Título: O Boneco (Casa do Pesadelo)
Autor: Diane Hoh
Sinopse: Convidada para participar da festa de Halloween que aconteceria na Casa do Pesadelo, Jaye resolveu apresentar um número de ventriloquia. Precisava de um boneco. Como o modelo que encontrou no shopping estava além do orçamento previsto, decidiu chamar Fiona para interpretar o personagem. Fiona era pequena e bem magrinha. Mais perfeita, impossível. As duas trabalharam incansavelmente durante quinze dias para criar uma história assustadora. Ocupada com os ensaios, Jaye acabou negligenciando todos que estavam habituados a andar junto dela. Não via a hora de poder voltar a viver normalmente, passeando e se divertindo ao lado do namorado e das amigas. Fiona, entretanto, acabou descobrindo que tinha sido usada apenas em função do seu tipo físico e ficou completamente descontrolada. A partir daquele momento, coisas aterrorizantes começaram a acontecer.
Contexto da obra
Quando a classificação é mais ampla, o contexto do livro costuma depender ainda mais de autoria, tema e edição. “O Boneco (Casa do Pesadelo)”, de Diane Hoh, publicado pela editora Rocco, em 2002 e com 173 páginas, integra a categoria Livros Variados.

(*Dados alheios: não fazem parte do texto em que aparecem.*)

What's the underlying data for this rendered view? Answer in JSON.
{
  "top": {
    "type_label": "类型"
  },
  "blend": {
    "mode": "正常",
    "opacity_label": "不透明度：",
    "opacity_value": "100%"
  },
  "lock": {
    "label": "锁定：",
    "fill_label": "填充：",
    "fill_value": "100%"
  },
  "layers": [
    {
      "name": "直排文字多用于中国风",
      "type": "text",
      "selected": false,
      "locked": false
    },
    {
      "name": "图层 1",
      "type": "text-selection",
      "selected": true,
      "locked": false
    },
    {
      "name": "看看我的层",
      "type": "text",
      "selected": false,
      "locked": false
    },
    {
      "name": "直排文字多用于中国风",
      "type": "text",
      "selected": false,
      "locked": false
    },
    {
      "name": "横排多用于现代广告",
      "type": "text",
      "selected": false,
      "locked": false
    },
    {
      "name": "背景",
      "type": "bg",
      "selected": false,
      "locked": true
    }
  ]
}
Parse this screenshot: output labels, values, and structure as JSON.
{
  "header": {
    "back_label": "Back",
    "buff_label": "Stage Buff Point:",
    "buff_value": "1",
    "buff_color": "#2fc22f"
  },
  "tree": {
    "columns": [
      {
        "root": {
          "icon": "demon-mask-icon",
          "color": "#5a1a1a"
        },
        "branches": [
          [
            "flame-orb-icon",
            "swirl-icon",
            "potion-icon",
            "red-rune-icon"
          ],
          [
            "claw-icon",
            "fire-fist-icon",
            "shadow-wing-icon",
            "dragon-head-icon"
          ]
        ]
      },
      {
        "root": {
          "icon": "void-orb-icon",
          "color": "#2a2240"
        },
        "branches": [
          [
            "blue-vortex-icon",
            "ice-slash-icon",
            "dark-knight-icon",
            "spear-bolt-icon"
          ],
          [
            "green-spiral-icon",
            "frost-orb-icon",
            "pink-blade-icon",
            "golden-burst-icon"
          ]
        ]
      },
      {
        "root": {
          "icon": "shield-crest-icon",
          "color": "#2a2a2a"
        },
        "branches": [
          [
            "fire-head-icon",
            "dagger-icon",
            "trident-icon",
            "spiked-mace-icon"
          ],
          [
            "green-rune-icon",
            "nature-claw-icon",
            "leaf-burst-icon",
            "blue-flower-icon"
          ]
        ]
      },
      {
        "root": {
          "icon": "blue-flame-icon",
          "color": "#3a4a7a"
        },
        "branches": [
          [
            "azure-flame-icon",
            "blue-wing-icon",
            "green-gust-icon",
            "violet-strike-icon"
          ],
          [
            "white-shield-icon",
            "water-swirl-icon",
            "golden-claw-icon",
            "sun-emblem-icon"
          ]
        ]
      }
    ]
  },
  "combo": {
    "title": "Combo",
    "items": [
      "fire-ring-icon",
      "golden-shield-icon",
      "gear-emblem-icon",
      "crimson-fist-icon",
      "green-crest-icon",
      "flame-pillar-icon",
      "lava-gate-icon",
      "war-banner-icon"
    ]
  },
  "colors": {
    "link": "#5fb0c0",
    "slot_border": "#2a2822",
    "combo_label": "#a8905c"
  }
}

Por isso, autoria, edição e tema acabam tendo ainda mais peso na forma de apresentar o livro.
Editora: Rocco
Páginas: 173
Ano: 2002
Edição:
Linguagem: português
ISBN:
ISBN13:
Sobre a editora
Os livros da editora Rocco apresentam uma experiência de leitura que transita entre narrativas densas e envolventes, com personagens complexos e temas que exploram tanto conflitos históricos e sociais quanto dilemas íntimos e pessoais. O catálogo revela obras que abordam desde epopeias antigas, como batalhas e mitos, até questões contemporâneas como violência urbana, saúde mental e desafios profissionais. A linguagem varia entre o poético e o direto, com textos que podem ser ao mesmo tempo reflexivos e tensos, ora com ritmo acelerado, ora mais contemplativo. A diversidade editorial permite encontrar títulos que mesclam ficção, ensaio, biografia e literatura juvenil, evidenciando uma preocupação em dialogar com públicos variados, sem perder a profundidade e o rigor narrativo.